If you want to get an MFA to improve your technique through an intense course of study, then you won’t be disappointed. Just be sure you have a plan to deal with the debt.
While agents and editors like to see MFAs in author bios, they’re not necessary to success. Good writing is good writing. And you don’t need a degree of any kind to be a great writer (though for some people it certainly helps).
Sorry I couldn’t resist – you know what we all say – MFA means . . . hint, it starts with mother and ends in . . . well, never mind, you figure it out.

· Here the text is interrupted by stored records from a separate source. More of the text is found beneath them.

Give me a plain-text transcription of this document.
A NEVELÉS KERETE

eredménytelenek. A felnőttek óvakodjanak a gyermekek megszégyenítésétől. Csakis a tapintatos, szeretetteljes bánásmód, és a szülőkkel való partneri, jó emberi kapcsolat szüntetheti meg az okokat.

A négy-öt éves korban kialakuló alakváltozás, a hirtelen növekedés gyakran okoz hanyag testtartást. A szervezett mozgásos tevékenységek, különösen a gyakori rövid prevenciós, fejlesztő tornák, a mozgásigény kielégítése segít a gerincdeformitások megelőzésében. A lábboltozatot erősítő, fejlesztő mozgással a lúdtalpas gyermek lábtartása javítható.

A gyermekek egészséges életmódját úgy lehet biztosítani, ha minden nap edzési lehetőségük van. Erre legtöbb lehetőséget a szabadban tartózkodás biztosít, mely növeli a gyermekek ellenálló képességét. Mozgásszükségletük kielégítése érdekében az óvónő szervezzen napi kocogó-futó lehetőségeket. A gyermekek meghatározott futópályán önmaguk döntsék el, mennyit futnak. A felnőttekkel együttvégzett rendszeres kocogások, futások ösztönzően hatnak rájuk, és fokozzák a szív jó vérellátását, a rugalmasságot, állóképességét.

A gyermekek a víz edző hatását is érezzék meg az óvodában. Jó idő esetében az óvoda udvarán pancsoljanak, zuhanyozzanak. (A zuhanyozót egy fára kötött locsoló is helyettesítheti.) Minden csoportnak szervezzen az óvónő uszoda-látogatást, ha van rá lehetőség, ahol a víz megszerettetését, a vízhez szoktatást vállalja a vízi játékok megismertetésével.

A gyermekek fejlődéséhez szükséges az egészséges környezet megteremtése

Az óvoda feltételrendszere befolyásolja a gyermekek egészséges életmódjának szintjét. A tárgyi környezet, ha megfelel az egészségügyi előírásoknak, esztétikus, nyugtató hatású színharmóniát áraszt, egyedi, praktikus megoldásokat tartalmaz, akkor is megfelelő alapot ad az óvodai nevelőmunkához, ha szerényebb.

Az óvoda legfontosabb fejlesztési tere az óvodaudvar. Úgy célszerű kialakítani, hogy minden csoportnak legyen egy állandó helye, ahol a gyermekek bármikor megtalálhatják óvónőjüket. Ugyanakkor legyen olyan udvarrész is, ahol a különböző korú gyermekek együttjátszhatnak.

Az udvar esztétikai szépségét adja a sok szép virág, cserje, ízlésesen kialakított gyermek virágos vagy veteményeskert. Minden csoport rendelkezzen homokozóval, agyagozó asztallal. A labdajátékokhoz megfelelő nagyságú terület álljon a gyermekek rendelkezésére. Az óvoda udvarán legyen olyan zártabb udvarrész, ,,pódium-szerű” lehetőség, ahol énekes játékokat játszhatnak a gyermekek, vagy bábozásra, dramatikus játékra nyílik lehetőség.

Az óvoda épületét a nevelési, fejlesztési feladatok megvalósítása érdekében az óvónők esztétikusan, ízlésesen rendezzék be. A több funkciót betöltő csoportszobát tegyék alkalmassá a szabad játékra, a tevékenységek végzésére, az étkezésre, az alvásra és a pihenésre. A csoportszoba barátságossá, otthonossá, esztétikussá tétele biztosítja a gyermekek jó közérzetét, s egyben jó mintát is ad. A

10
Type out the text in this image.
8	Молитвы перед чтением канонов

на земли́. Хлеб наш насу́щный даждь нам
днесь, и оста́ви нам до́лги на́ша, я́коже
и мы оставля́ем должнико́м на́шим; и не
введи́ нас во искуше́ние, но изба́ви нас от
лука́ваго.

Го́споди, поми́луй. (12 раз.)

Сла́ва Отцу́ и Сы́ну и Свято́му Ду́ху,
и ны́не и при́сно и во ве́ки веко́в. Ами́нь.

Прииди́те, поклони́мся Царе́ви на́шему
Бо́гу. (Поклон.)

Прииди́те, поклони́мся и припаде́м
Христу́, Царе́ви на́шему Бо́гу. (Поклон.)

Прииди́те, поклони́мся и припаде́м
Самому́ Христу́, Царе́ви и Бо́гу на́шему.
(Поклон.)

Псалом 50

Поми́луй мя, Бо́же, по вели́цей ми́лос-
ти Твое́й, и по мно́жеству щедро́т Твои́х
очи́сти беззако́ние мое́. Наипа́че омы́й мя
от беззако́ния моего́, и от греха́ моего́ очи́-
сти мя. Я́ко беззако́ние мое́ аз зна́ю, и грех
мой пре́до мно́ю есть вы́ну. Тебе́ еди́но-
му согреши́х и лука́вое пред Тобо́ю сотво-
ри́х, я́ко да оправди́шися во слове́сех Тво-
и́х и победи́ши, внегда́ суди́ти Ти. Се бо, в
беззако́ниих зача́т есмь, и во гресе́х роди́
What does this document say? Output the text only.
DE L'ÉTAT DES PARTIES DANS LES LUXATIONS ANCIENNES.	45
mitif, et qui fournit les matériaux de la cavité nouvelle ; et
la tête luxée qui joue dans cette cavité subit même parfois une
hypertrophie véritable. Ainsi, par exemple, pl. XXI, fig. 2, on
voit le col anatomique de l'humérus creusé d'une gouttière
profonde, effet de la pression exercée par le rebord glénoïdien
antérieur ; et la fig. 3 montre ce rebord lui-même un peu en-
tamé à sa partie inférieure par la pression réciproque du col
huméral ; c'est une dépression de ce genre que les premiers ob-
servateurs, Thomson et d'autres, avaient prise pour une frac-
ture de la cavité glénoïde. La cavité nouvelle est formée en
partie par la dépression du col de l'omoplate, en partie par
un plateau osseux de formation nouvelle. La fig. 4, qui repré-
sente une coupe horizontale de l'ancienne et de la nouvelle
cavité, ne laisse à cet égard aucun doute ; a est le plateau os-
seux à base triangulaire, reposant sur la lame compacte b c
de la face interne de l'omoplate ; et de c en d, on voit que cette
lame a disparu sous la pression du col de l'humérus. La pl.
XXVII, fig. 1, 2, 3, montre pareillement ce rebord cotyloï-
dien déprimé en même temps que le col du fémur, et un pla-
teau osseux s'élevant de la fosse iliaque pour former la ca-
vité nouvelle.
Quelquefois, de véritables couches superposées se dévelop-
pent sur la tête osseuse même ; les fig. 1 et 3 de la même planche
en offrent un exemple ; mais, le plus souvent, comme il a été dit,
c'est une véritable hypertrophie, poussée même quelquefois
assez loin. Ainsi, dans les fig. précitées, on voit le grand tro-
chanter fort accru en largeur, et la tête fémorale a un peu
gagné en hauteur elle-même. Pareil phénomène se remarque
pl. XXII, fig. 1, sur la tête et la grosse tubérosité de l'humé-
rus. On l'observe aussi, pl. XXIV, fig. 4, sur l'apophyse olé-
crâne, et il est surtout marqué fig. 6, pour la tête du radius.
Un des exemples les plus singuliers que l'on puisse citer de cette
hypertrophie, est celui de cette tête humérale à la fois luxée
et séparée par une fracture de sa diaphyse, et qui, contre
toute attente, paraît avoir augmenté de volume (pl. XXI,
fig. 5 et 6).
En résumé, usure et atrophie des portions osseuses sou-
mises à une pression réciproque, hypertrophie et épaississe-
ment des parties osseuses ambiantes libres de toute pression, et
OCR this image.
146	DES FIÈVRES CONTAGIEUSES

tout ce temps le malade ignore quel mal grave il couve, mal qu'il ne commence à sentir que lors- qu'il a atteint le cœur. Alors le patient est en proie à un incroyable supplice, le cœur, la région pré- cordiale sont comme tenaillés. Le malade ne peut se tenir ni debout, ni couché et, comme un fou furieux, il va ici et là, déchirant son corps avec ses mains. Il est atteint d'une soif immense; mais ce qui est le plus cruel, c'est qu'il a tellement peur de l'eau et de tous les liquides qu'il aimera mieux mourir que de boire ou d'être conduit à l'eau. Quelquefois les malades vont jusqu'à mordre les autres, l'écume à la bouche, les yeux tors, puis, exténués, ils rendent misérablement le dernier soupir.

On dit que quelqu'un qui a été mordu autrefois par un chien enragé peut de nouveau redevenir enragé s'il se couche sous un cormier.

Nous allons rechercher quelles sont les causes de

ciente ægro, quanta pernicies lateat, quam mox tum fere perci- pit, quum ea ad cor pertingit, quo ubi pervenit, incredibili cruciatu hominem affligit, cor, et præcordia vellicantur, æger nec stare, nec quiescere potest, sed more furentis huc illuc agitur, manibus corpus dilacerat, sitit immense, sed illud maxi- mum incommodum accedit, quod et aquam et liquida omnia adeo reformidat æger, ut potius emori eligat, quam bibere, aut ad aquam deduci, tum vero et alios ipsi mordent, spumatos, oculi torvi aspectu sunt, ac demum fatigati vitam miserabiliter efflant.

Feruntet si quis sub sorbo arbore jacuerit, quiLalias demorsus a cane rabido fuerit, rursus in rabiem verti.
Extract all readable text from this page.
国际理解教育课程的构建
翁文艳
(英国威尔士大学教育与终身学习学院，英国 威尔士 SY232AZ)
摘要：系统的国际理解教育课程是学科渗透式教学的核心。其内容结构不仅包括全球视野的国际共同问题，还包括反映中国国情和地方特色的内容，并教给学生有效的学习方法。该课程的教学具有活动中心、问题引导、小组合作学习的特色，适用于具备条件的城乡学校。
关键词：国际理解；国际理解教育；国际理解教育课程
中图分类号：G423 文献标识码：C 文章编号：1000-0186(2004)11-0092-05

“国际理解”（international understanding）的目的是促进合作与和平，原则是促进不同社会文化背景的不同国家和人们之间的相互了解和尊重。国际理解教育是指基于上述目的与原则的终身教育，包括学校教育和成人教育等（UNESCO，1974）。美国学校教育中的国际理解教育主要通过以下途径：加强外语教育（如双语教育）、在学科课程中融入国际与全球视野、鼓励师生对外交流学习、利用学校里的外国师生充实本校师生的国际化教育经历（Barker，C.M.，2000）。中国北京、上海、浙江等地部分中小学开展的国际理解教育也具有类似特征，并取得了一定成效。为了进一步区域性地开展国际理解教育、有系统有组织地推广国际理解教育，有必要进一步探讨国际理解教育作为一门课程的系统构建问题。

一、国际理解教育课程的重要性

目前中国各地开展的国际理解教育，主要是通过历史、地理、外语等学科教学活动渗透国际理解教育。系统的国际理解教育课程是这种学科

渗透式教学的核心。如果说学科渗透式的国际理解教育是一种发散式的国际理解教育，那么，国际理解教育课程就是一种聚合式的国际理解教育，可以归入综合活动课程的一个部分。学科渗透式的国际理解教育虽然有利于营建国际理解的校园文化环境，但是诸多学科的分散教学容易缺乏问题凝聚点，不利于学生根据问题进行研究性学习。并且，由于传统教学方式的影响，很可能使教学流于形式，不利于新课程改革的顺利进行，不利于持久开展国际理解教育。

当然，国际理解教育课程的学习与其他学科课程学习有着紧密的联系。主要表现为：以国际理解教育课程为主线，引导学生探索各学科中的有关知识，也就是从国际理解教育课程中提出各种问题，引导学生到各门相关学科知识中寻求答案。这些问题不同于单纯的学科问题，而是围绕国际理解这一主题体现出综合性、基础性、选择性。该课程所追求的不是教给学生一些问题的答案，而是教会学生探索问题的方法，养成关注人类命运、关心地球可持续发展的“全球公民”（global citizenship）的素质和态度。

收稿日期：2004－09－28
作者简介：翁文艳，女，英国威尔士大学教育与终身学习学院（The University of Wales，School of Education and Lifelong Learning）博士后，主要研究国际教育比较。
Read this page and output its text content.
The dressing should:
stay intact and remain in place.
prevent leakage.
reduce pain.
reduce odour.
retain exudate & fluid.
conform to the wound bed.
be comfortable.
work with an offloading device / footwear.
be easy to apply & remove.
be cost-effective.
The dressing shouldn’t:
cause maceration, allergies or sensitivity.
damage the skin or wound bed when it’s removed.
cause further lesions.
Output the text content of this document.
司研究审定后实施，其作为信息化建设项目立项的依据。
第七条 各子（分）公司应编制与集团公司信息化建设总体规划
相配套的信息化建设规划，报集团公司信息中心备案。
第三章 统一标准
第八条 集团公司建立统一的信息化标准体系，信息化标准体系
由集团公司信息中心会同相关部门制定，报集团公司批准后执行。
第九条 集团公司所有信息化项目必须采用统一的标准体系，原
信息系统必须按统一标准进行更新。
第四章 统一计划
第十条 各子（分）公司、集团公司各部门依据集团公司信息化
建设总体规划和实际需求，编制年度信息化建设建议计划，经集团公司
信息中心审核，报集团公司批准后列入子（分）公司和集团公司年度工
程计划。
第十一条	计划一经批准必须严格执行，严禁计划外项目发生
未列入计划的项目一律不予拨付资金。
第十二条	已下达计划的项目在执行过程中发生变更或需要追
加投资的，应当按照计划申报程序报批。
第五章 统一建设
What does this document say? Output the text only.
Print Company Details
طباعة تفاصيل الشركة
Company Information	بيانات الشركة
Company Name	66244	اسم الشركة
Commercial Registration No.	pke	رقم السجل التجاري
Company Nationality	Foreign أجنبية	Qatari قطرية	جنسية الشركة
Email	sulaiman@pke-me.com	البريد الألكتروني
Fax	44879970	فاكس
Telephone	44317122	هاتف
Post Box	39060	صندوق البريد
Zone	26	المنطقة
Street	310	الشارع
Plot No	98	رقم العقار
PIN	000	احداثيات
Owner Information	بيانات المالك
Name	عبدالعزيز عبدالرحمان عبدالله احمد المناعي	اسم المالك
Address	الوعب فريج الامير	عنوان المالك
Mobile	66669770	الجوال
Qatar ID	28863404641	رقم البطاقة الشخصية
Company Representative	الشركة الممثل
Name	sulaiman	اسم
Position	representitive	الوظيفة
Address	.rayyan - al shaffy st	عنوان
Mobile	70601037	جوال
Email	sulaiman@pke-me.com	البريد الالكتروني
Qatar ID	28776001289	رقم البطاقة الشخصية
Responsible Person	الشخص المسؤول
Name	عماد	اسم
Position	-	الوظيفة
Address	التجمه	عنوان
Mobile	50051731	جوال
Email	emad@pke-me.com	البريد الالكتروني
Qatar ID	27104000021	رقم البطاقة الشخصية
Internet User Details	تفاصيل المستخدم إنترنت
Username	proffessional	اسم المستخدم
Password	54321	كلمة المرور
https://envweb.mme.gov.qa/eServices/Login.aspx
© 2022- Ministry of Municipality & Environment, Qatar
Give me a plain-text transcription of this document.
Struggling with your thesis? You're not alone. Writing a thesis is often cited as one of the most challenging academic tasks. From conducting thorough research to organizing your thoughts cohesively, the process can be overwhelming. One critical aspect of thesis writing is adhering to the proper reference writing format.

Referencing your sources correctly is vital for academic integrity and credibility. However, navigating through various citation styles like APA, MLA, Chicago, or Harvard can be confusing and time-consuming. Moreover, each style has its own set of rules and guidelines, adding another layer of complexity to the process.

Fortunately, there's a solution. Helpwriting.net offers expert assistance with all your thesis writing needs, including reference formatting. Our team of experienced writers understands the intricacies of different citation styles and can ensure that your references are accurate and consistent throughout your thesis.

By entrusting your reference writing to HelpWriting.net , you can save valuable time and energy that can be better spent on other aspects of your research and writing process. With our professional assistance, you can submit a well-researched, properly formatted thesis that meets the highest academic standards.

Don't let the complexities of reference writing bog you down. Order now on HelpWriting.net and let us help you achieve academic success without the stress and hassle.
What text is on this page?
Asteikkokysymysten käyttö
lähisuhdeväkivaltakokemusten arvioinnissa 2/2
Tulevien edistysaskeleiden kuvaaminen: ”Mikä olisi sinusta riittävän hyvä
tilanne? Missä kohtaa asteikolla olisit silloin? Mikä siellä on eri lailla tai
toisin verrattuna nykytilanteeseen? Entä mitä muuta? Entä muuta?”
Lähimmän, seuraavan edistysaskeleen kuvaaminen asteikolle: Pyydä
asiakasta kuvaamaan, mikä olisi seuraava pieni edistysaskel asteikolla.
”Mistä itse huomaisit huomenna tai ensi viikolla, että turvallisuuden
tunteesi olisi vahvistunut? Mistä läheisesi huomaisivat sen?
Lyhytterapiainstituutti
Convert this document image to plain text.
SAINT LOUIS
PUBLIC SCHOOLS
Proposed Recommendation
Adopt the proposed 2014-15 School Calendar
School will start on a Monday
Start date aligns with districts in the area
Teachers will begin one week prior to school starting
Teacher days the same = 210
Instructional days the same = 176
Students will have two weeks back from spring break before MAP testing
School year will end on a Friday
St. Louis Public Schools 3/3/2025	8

One point I’d like to offer is that you need to understand your self to know how useful an MFA would be as well. Be honest. Can you take teacher critiques? Can you stomach the idea you’ll be reading work from fellow students who might write better than you? In facing the negatives, can you turn those things into ways to improve your own writing? I’ve seen MFA’s kickstart a lot of people into finally working at their writing career, and I’ve seen them turn people into bitter, whining lumps who pout about being Shakespeare undiscovered and misunderstood, and who gripe about the fact an MFA wasn’t an inside ticket to getting published. Ultimately, it’s about becoming the best writer you can be, which actually requires a strength of character people don’t tend to associate with creative careers, oddly enough.
While an MFA does “allow” you to teach creative writing at the college level, most colleges and universities now will only hire creative writers with PhDs– at least in terms of full-time, tenure track appointments. I would definitely NOT do an MFA with the idea that it will get you a full-time college teaching job.
Not all MFAs will put you into debt. Many programs — particularly the top traditional programs — offer teaching assistantships, fellowships, and other forms of support or financial aid. No one should go into debt for an MFA, but if you can get into a strong program, you won’t have to.
An MFA is an enormous asset to a writer. Yet, a person can write prose without the degree. It has happened!
Does the “reputability” of the school matter if you are not going to be able to attend a top tier program. I am trying to decide between a low residency with regional accreditation and a state university that is not notable, but not horrible in the rankings.
There are many factors that go into choosing the right school for you. Reputation is only part of that equation. Of course, some MFA programs have well-known reputations, but the fact that you even have an MFA will be seen as a plus–no matter what school you get it from. Going for your MFA shows an extra level of commitment to improving your writing. Ultimately, you should choose a program based on what works for you and suits your interests, because you’ll get more out of it.